С этого момента плавание протекало относительно гладко. 20 марта корабли обогнули мыс Доброй Надежды и, несмотря на сильные холодные ветра (которые португальцы особенно сильно чувствовали по контрасту с оставленными ими землями), быстро дошли до острова Сантьягу, на что ушло двадцать семь дней. Здесь ветры снова утихли, но с помощью небольшого бриза с суши 25 апреля два корабля достигли Байшу-ду-Риу-Гранди. А здесь, на так называемом гвинейском побережье, анонимный текст резко обрывается, то ли потому, что исходный текст заканчивается как таковой либо потому, что переписчик более позднего текста (единственного, которым мы располагаем) имел в своем распоряжении неполную версию.

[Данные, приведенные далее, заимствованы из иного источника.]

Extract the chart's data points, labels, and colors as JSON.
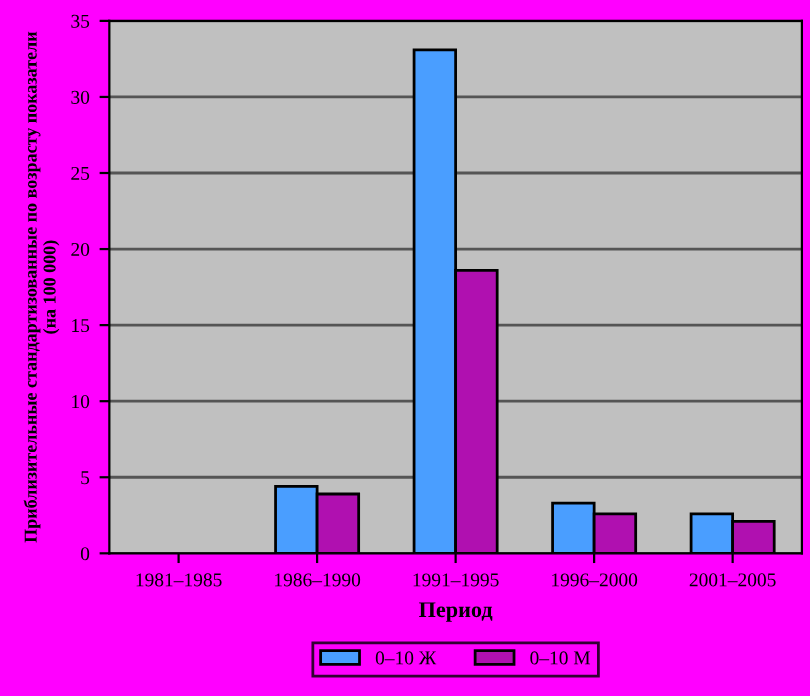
{
  "chart_data": {
    "type": "bar",
    "xlabel": "Период",
    "ylabel": "Приблизительные стандартизованные по возрасту показатели\n(на 100 000)",
    "categories": [
      "1981–1985",
      "1986–1990",
      "1991–1995",
      "1996–2000",
      "2001–2005"
    ],
    "series": [
      {
        "name": "0–10 Ж",
        "color": "#4a9eff",
        "values": [
          null,
          4.4,
          33.1,
          3.3,
          2.6
        ]
      },
      {
        "name": "0–10 М",
        "color": "#b010b0",
        "values": [
          null,
          3.9,
          18.6,
          2.6,
          2.1
        ]
      }
    ],
    "ylim": [
      0,
      35
    ],
    "yticks": [
      0,
      5,
      10,
      15,
      20,
      25,
      30,
      35
    ],
    "grid": "y",
    "legend": "bottom"
  }
}
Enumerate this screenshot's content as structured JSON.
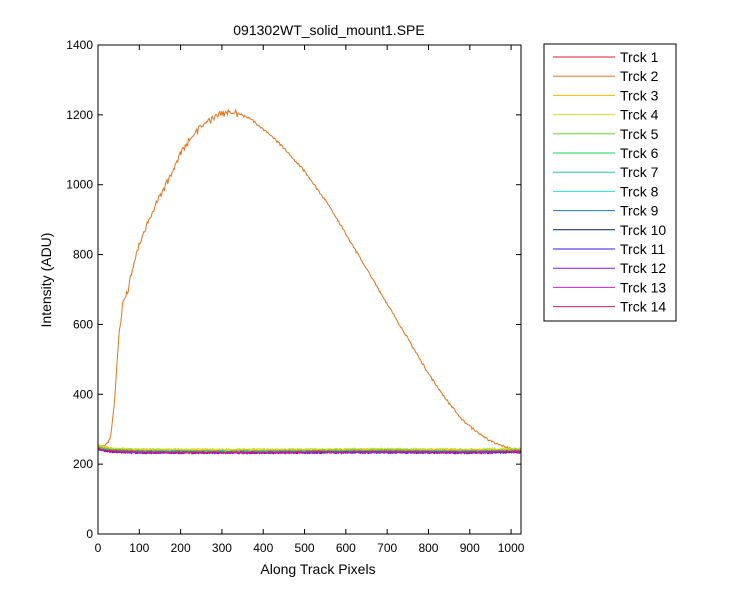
{
  "chart_data": {
    "type": "line",
    "title": "091302WT_solid_mount1.SPE",
    "xlabel": "Along Track Pixels",
    "ylabel": "Intensity (ADU)",
    "xlim": [
      0,
      1024
    ],
    "ylim": [
      0,
      1400
    ],
    "xticks": [
      0,
      100,
      200,
      300,
      400,
      500,
      600,
      700,
      800,
      900,
      1000
    ],
    "yticks": [
      0,
      200,
      400,
      600,
      800,
      1000,
      1200,
      1400
    ],
    "grid": false,
    "legend_position": "outside-right",
    "series": [
      {
        "name": "Trck 1",
        "color": "#d8202a",
        "points": [
          [
            1,
            250
          ],
          [
            30,
            243
          ],
          [
            100,
            238
          ],
          [
            300,
            236
          ],
          [
            500,
            237
          ],
          [
            700,
            238
          ],
          [
            900,
            237
          ],
          [
            1024,
            240
          ]
        ]
      },
      {
        "name": "Trck 2",
        "color": "#e8731a",
        "points": [
          [
            1,
            255
          ],
          [
            10,
            252
          ],
          [
            20,
            258
          ],
          [
            30,
            275
          ],
          [
            40,
            380
          ],
          [
            50,
            560
          ],
          [
            60,
            660
          ],
          [
            70,
            690
          ],
          [
            80,
            740
          ],
          [
            90,
            790
          ],
          [
            100,
            830
          ],
          [
            120,
            890
          ],
          [
            150,
            970
          ],
          [
            180,
            1040
          ],
          [
            200,
            1090
          ],
          [
            220,
            1130
          ],
          [
            250,
            1170
          ],
          [
            280,
            1195
          ],
          [
            300,
            1205
          ],
          [
            320,
            1210
          ],
          [
            340,
            1205
          ],
          [
            360,
            1195
          ],
          [
            380,
            1180
          ],
          [
            400,
            1160
          ],
          [
            420,
            1140
          ],
          [
            450,
            1105
          ],
          [
            480,
            1065
          ],
          [
            500,
            1040
          ],
          [
            530,
            990
          ],
          [
            560,
            940
          ],
          [
            600,
            860
          ],
          [
            640,
            780
          ],
          [
            680,
            700
          ],
          [
            720,
            620
          ],
          [
            760,
            540
          ],
          [
            800,
            460
          ],
          [
            840,
            390
          ],
          [
            880,
            330
          ],
          [
            920,
            290
          ],
          [
            960,
            260
          ],
          [
            1000,
            245
          ],
          [
            1024,
            243
          ]
        ]
      },
      {
        "name": "Trck 3",
        "color": "#f5b800",
        "points": [
          [
            1,
            252
          ],
          [
            30,
            245
          ],
          [
            100,
            241
          ],
          [
            300,
            240
          ],
          [
            500,
            241
          ],
          [
            700,
            242
          ],
          [
            900,
            241
          ],
          [
            1024,
            243
          ]
        ]
      },
      {
        "name": "Trck 4",
        "color": "#d6dc1e",
        "points": [
          [
            1,
            253
          ],
          [
            30,
            246
          ],
          [
            100,
            243
          ],
          [
            300,
            242
          ],
          [
            500,
            243
          ],
          [
            700,
            244
          ],
          [
            900,
            243
          ],
          [
            1024,
            245
          ]
        ]
      },
      {
        "name": "Trck 5",
        "color": "#6cd424",
        "points": [
          [
            1,
            248
          ],
          [
            30,
            242
          ],
          [
            100,
            239
          ],
          [
            300,
            238
          ],
          [
            500,
            239
          ],
          [
            700,
            240
          ],
          [
            900,
            239
          ],
          [
            1024,
            241
          ]
        ]
      },
      {
        "name": "Trck 6",
        "color": "#1ed45a",
        "points": [
          [
            1,
            246
          ],
          [
            30,
            240
          ],
          [
            100,
            237
          ],
          [
            300,
            236
          ],
          [
            500,
            237
          ],
          [
            700,
            238
          ],
          [
            900,
            237
          ],
          [
            1024,
            239
          ]
        ]
      },
      {
        "name": "Trck 7",
        "color": "#20c8a0",
        "points": [
          [
            1,
            245
          ],
          [
            30,
            239
          ],
          [
            100,
            236
          ],
          [
            300,
            235
          ],
          [
            500,
            236
          ],
          [
            700,
            237
          ],
          [
            900,
            236
          ],
          [
            1024,
            238
          ]
        ]
      },
      {
        "name": "Trck 8",
        "color": "#2ad8dc",
        "points": [
          [
            1,
            244
          ],
          [
            30,
            238
          ],
          [
            100,
            235
          ],
          [
            300,
            234
          ],
          [
            500,
            235
          ],
          [
            700,
            236
          ],
          [
            900,
            235
          ],
          [
            1024,
            237
          ]
        ]
      },
      {
        "name": "Trck 9",
        "color": "#1c78c8",
        "points": [
          [
            1,
            243
          ],
          [
            30,
            237
          ],
          [
            100,
            234
          ],
          [
            300,
            233
          ],
          [
            500,
            234
          ],
          [
            700,
            235
          ],
          [
            900,
            234
          ],
          [
            1024,
            236
          ]
        ]
      },
      {
        "name": "Trck 10",
        "color": "#0a1a64",
        "points": [
          [
            1,
            242
          ],
          [
            30,
            236
          ],
          [
            100,
            233
          ],
          [
            300,
            232
          ],
          [
            500,
            233
          ],
          [
            700,
            234
          ],
          [
            900,
            233
          ],
          [
            1024,
            235
          ]
        ]
      },
      {
        "name": "Trck 11",
        "color": "#3018c8",
        "points": [
          [
            1,
            241
          ],
          [
            30,
            235
          ],
          [
            100,
            232
          ],
          [
            300,
            232
          ],
          [
            500,
            232
          ],
          [
            700,
            233
          ],
          [
            900,
            232
          ],
          [
            1024,
            234
          ]
        ]
      },
      {
        "name": "Trck 12",
        "color": "#8a18c8",
        "points": [
          [
            1,
            242
          ],
          [
            30,
            236
          ],
          [
            100,
            233
          ],
          [
            300,
            232
          ],
          [
            500,
            233
          ],
          [
            700,
            234
          ],
          [
            900,
            233
          ],
          [
            1024,
            235
          ]
        ]
      },
      {
        "name": "Trck 13",
        "color": "#cc20cc",
        "points": [
          [
            1,
            243
          ],
          [
            30,
            237
          ],
          [
            100,
            234
          ],
          [
            300,
            233
          ],
          [
            500,
            234
          ],
          [
            700,
            235
          ],
          [
            900,
            234
          ],
          [
            1024,
            236
          ]
        ]
      },
      {
        "name": "Trck 14",
        "color": "#d81c6a",
        "points": [
          [
            1,
            244
          ],
          [
            30,
            238
          ],
          [
            100,
            235
          ],
          [
            300,
            234
          ],
          [
            500,
            235
          ],
          [
            700,
            236
          ],
          [
            900,
            235
          ],
          [
            1024,
            237
          ]
        ]
      }
    ]
  }
}
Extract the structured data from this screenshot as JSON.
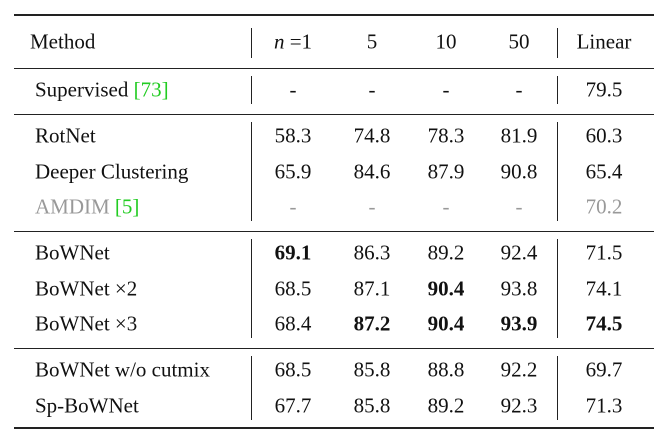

С помощью хроник -- в частности Каштаньеды и Барруша -- и других современных документов, которые мы обсудим ниже, мы можем в общих чертах реконструировать остальную часть путешествия. Первым судном, вернувшимся к берегам Тежу в начале июля 1499 г., был "Берриу" под командованием Николау Коэльу, и Каштаньеда утверждает, что он вернулся в спешке (воспользовавшись тем, что у него было более быстрое и легкое судно), чтобы украсть славу Васко да Гамы. Второе судно, "Сан-Габриэль", вошло в гавань Лиссабона в августе под командованием Жуана де Са, что говорит о том, что сам Гама не торопился возвращаться домой. Где он был в этот период?